Há legislação específica sobre o transporte

O condicionamento de alimentos é questão de saúde pública.

Por conta disso, várias instituições do Estado são encarregadas de editar normas a respeito disso, bem como de fiscalizar seu cumprimento.

A mais conhecida delas é a Agência Nacional de Vigilância Sanitária (Anvisa): caso uma distribuidora de alimentos para lanchonete, ela tem poder para autuá-la ou, dependendo do risco, fechar temporariamente a empresa.

Entretanto, este poder não é arbitrário. O agente que representa a autarquia só pode aplicar sanções previstas na legislação específica da área.

Algumas destas normas são:

  • Portaria nº 326/1997, do Ministério da Saúde;
  • Portaria nº 1.428/1993, também do Ministério da Saúde;
  • RDC nº 275/2002, da Anvisa;
  • RDC nº 275/2002, da Anvisa;
  • RDC nº 43/2015, da Anvisa;
  • Lei nº 8.080/1990, que estabelece as competências do SUS;
  • Resoluções suplementares específicas dos estados.

O transporte de congelados exige cuidados especiais

Os distribuidores de alimentos congelados precisam tomar algumas precauções especiais em seus serviços.

Isto porque a condição particular de seu produto exige alguns cuidados mais específicos.

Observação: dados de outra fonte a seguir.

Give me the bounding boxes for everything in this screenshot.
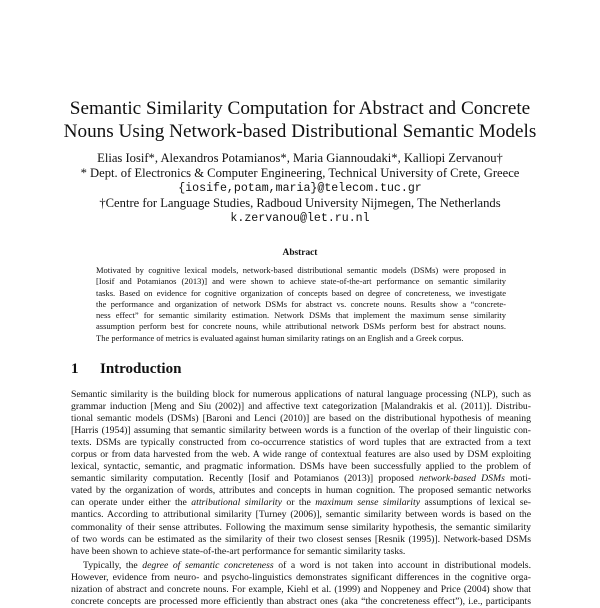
author-names: Elias Iosif*, Alexandros Potamianos*, Maria Giannoudaki*, Kalliopi Zervanou† [97,151,503,165]
body-text: or the [281,497,316,509]
abstract-line: assumption perform best for concrete nouns, while attributional network DSMs perform best for abstract nouns. [96,321,506,332]
intro-body [71,389,531,608]
abstract-text [96,265,506,344]
body-line: nization of abstract and concrete nouns. For example, Kiehl et al. (1999) and Noppeney and Price (2004) show that [71,583,531,595]
author-block [40,151,560,226]
body-text: can operate under either the [71,497,192,509]
body-line [71,560,531,572]
emphasis-text: degree of semantic concreteness [142,559,274,571]
body-line: commonality of their sense attributes. Following the maximum sense similarity hypothesis, the semantic similarity [71,521,531,533]
body-line: of two words can be estimated as the similarity of their two closest senses [Resnik (1995)]. Network-based DSMs [71,533,531,545]
paper-title [40,97,560,143]
body-line [71,497,531,509]
body-line: corpus or from data harvested from the web. A wide range of contextual features are also used by DSM exploiting [71,449,531,461]
body-text: Typically, the [83,559,143,571]
abstract-line: Motivated by cognitive lexical models, network-based distributional semantic models (DSMs) were proposed in [96,265,506,275]
abstract-line: tasks. Based on evidence for cognitive organization of concepts based on degree of concreteness, we investigate [96,287,506,298]
section-heading [71,360,181,378]
section-number: 1 [71,361,79,377]
body-line: Semantic similarity is the building block for numerous applications of natural language processing (NLP), such as [71,389,531,400]
body-line: However, evidence from neuro- and psycho-linguistics demonstrates significant differences in the cognitive orga- [71,571,531,583]
body-line: concrete concepts are processed more efficiently than abstract ones (aka “the concreteness effect”), i.e., participants [71,595,531,607]
abstract-line: [Iosif and Potamianos (2013)] and were shown to achieve state-of-the-art performance on semantic similarity [96,276,506,287]
title-line-2: Nouns Using Network-based Distributional Semantic Models [63,121,537,142]
affiliation-2: †Centre for Language Studies, Radboud University Nijmegen, The Netherlands [99,196,501,210]
body-line: texts. DSMs are typically constructed from co-occurrence statistics of word tuples that are extracted from a text [71,437,531,449]
body-line: vated by the organization of words, attributes and concepts in human cognition. The proposed semantic networks [71,485,531,497]
abstract-line: ness effect” for semantic similarity estimation. Network DSMs that implement the maximum sense similarity [96,310,506,321]
email-2: k.zervanou@let.ru.nl [230,212,370,225]
paragraph-1 [71,389,531,558]
abstract-heading: Abstract [282,248,318,258]
abstract-line: The performance of metrics is evaluated against human similarity ratings on an English and a Greek corpus. [96,332,464,343]
paragraph-2 [71,560,531,608]
body-text: of a word is not taken into account in distributional models. [273,559,531,571]
section-title: Introduction [100,361,182,377]
body-line: have been shown to achieve state-of-the-art performance for semantic similarity tasks. [71,545,406,557]
body-line: lexical, syntactic, semantic, and pragmatic information. DSMs have been successfully applied to the problem of [71,461,531,473]
body-text: moti- [504,473,532,485]
body-line: [Harris (1954)] assuming that semantic similarity between words is a function of the overlap of their linguistic con- [71,425,531,437]
email-1: {iosife,potam,maria}@telecom.tuc.gr [178,182,422,195]
body-line: grammar induction [Meng and Siu (2002)] and affective text categorization [Malandrakis et al. (2011)]. Distribu- [71,401,531,413]
affiliation-1: * Dept. of Electronics & Computer Engineering, Technical University of Crete, Greece [80,166,520,180]
body-line [71,473,531,485]
title-line-1: Semantic Similarity Computation for Abstract and Concrete [69,98,531,119]
emphasis-text: maximum sense similarity [315,497,420,509]
body-text: semantic similarity computation. Recently [Iosif and Potamianos (2013)] proposed [71,473,414,485]
emphasis-text: attributional similarity [191,497,282,509]
body-line: tional semantic models (DSMs) [Baroni and Lenci (2010)] are based on the distributional hypothesis of meaning [71,413,531,425]
body-line: mantics. According to attributional similarity [Turney (2006)], semantic similarity between words is based on the [71,509,531,521]
body-text: assumptions of lexical se- [420,497,531,509]
emphasis-text: network-based DSMs [418,473,505,485]
abstract-line: the performance and organization of network DSMs for abstract vs. concrete nouns. Results show a “concrete- [96,298,506,309]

Como é de se esperar, o principal deles é a temperatura: a Anvisa determina que estes gêneros alimentícios sejam mantidos a -18ºC durante toda a etapa do transporte.

Há uma tolerância para breves intervalos em temperaturas mais quentes, desde que ela não ultrapasse -15ºC.

Do contrário, pode haver a proliferação de bactérias, o que pode causar problemas de saúde nos consumidores.

Vários órgãos públicos se ocupam da regulamentação

Apesar da Anvisa ser o órgão público mais conhecido na fiscalização da distribuição de alimentos, ela não é a única instituição que se ocupa disso.

Também têm o poder de fiscalização e edição de normas:

  • SUS;
  • Ministério da Saúde;
  • Embrapa;
  • Governos estaduais.

O modal viário não é o único que pode ser usado

Uma distribuidora de alimentos food service tende a depender muito do transporte rodoviário para escoar e receber produtos.

Entretanto, a má qualidade das estradas no Brasil, bem como as longas distâncias entre as localidades, podem prejudicar a qualidade dos produtos na chegada.

Por conta disso, também é interessante investir em modais mais rápidos e modernos, como o aéreo: boa parte das companhias comerciais também prestam esse serviço, além do transporte de passageiros.

Contudo, cada uma tem suas regras e requisitos, que devem ser verificados antes da contratação do frete.